Xavier Dolan est l’un des cinéastes “nés à Cannes”. Son premier long-métrage, J’ai tué ma mère, avait été couvert de louanges à la Quinzaine des Réalisateurs en 2009. Ses deux suivants, Les Amours imaginaires  et Laurence anyways, avaient été projetés dans le cadre de Un Certain Regard. Il a ensuite intégré la compétition officielle avec Mommy et Juste la fin du monde, tous deux primés. Ses deux seuls écarts ont été une brève aventure avec la Mostra de Venise (Tom à la ferme, reparti bredouille de la lagune) et Ma vie avec John F. Donovan, son film américain projeté à Toronto l’an passé. Il est de nouveau sur la Croisette avec Matthias et Maxime une comédie dramatique québécoise, qui reprend, sur le fond, les thèmes habituels du cinéaste : l’homosexualité, le trouble amoureux, la description d’une relation mère-fils complexe. Cette fois-ci, Dolan semble venu sur la Croisette avec des ambitions plus modestes. Du moins en apparence…
Ce nouveau long-métrage s’intéresse, comme le titre l’indique, à la relation de Matthias et Maxime, deux amis d’enfance, soudainement perturbée par les bouleversements professionnels de l’un et de l’autre (Maxime part pour deux ans en Australie, Matthias s’apprête à prendre des responsabilités dans son entreprise) et par un simple baiser, échangé entre eux suite à un pari stupide lors d’une soirée bien arrosée.
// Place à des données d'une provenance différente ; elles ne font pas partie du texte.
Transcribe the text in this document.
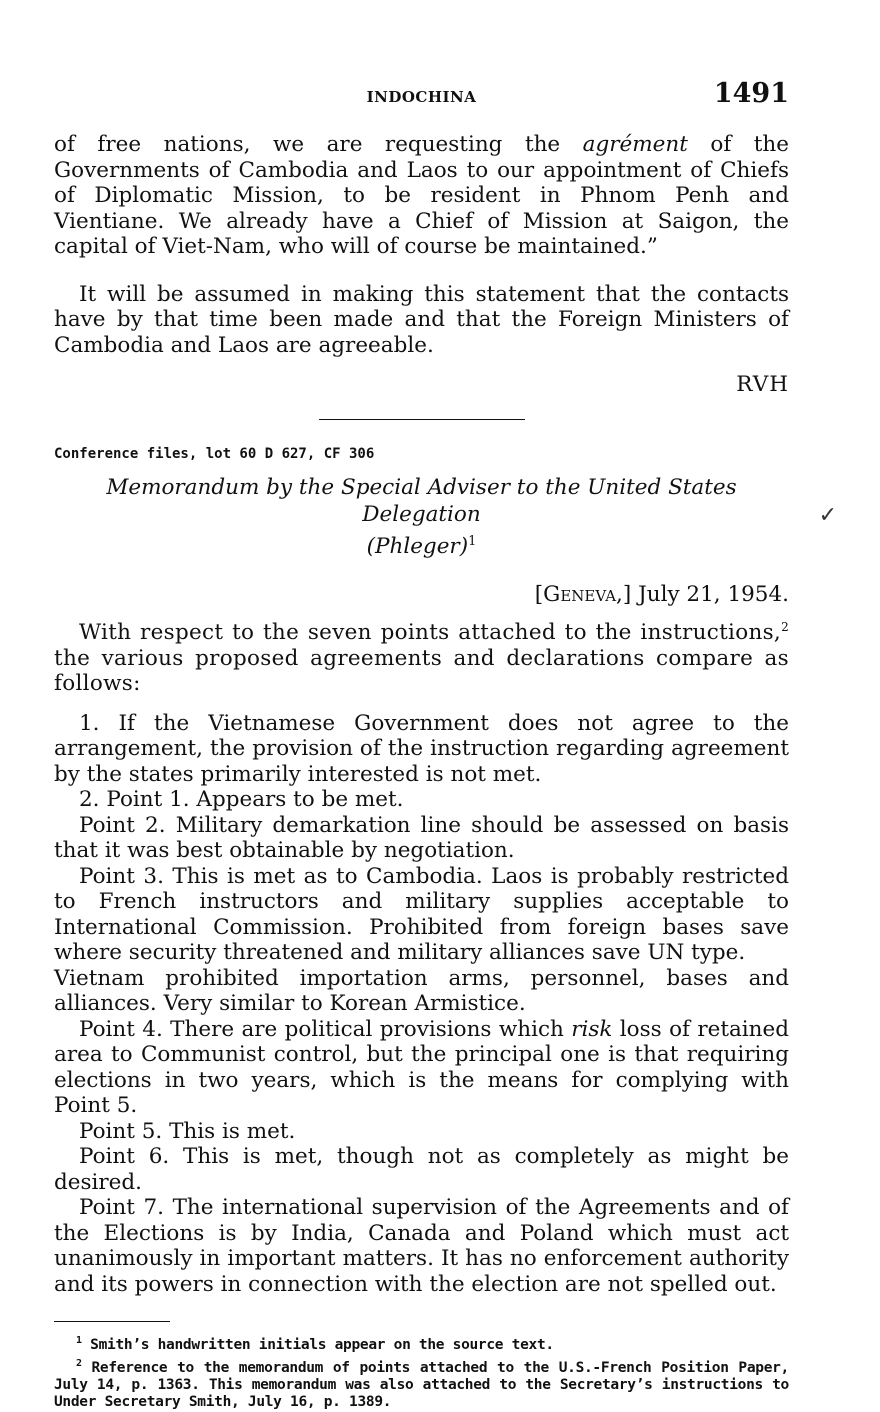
INDOCHINA	1491

of free nations, we are requesting the agrément of the Governments of Cambodia and Laos to our appointment of Chiefs of Diplomatic Mission, to be resident in Phnom Penh and Vientiane. We already have a Chief of Mission at Saigon, the capital of Viet-Nam, who will of course be maintained.”

It will be assumed in making this statement that the contacts have by that time been made and that the Foreign Ministers of Cambodia and Laos are agreeable.

RVH
Conference files, lot 60 D 627, CF 306
Memorandum by the Special Adviser to the United States Delegation
(Phleger)$^1$
✓
[Geneva,] July 21, 1954.

With respect to the seven points attached to the instructions,$^2$ the various proposed agreements and declarations compare as follows:

1. If the Vietnamese Government does not agree to the arrangement, the provision of the instruction regarding agreement by the states primarily interested is not met.

2. Point 1. Appears to be met.

Point 2. Military demarkation line should be assessed on basis that it was best obtainable by negotiation.

Point 3. This is met as to Cambodia. Laos is probably restricted to French instructors and military supplies acceptable to International Commission. Prohibited from foreign bases save where security threatened and military alliances save UN type.

Vietnam prohibited importation arms, personnel, bases and alliances. Very similar to Korean Armistice.

Point 4. There are political provisions which risk loss of retained area to Communist control, but the principal one is that requiring elections in two years, which is the means for complying with Point 5.

Point 5. This is met.

Point 6. This is met, though not as completely as might be desired.

Point 7. The international supervision of the Agreements and of the Elections is by India, Canada and Poland which must act unanimously in important matters. It has no enforcement authority and its powers in connection with the election are not spelled out.

$^1$ Smith’s handwritten initials appear on the source text.
$^2$ Reference to the memorandum of points attached to the U.S.-French Position Paper, July 14, p. 1363. This memorandum was also attached to the Secretary’s instructions to Under Secretary Smith, July 16, p. 1389.
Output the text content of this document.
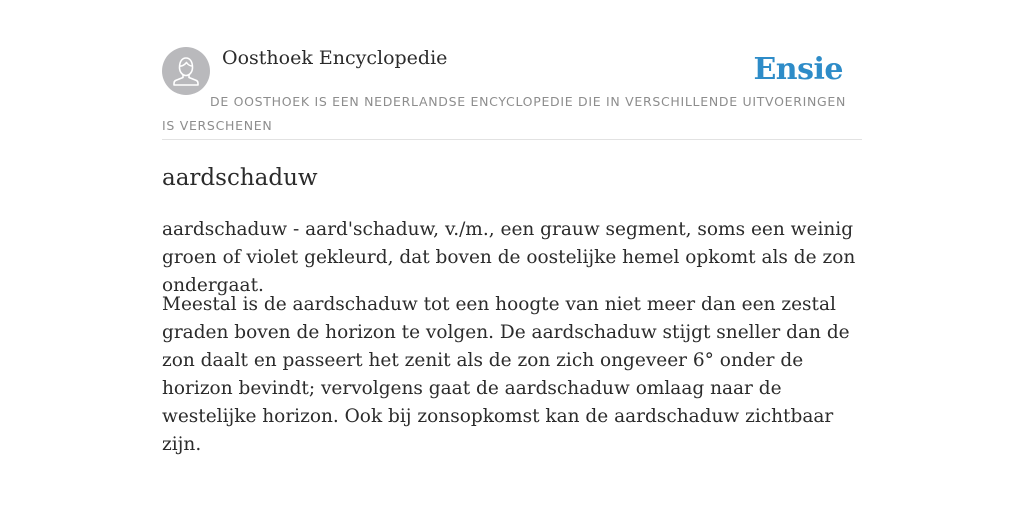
Oosthoek Encyclopedie	Ensie
DE OOSTHOEK IS EEN NEDERLANDSE ENCYCLOPEDIE DIE IN VERSCHILLENDE UITVOERINGEN IS VERSCHENEN
aardschaduw

aardschaduw - aard'schaduw, v./m., een grauw segment, soms een weinig groen of violet gekleurd, dat boven de oostelijke hemel opkomt als de zon ondergaat.

Meestal is de aardschaduw tot een hoogte van niet meer dan een zestal graden boven de horizon te volgen. De aardschaduw stijgt sneller dan de zon daalt en passeert het zenit als de zon zich ongeveer 6° onder de horizon bevindt; vervolgens gaat de aardschaduw omlaag naar de westelijke horizon. Ook bij zonsopkomst kan de aardschaduw zichtbaar zijn.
Ce baiser, censé être sans conséquences, induit un émoi profond en Matthias. Hétérosexuel convaincu, sur le point de s’engager durablement avec sa compagne, le jeune homme découvre qu’il éprouve des sentiments et du désir envers son meilleur ami. Il a peut-être occulté cette attirance profonde depuis des années et cette révélation remet en question tout ce qu’il a construit jusqu’alors. La transmission de ce trouble, filmé de façon délicate, sans effets mélodramatiques, sans esbrouffe, est assurément ce qu’il y a de mieux dans le film. En se concentrant sur ce seul fil narratif, Xavier Dolan aurait sûrement réussi son pari. Mais une fois n’est pas coutume, le jeune cinéaste se laisse emporter par son ambition. Déjà, il ne peut s’empêcher de “tuer” encore une fois sa mère, en ajoutant une sous-intrigue opposant Maxime (qu’il incarne lui-même) à sa génitrice (Anne Dorval, encore). Le hic, c’est que cette histoire n’apporte pas grand chose au récit central et semble bien fade au regard de ses précédents films, qui traitaient de cette relation complexe de façon plus forte et plus émouvante. Ensuite, il ajoute un enrobage de “film d’amis” évoquant beaucoup trop le cinéma de Denys Arcand (Le Déclin de l’Empire Américain, Les Invasions barbares) pour être honnête. Le jeune cinéaste semble avoir calculé qu’en associant ses thématiques personnelles, appréciées du public cannois, à l’évocation d’oeuvres qui avaient aussi, en leur temps, suscité l’adhésion des festivaliers, il pourrait enfin remporter la Palme d’Or après laquelle il court. Mais là aussi, quelque chose sonne faux. Le premier tiers du film, axé autour des discussions alcoolisées de la petite bande de potes de Matthias et Maxime, arrache bien quelques sourires en raison du charme des ces calisses d’ostie de jurons québécois, mais la plupart des discussions sont des babillages sans intérêt et finissent par nous taper sur les nerfs.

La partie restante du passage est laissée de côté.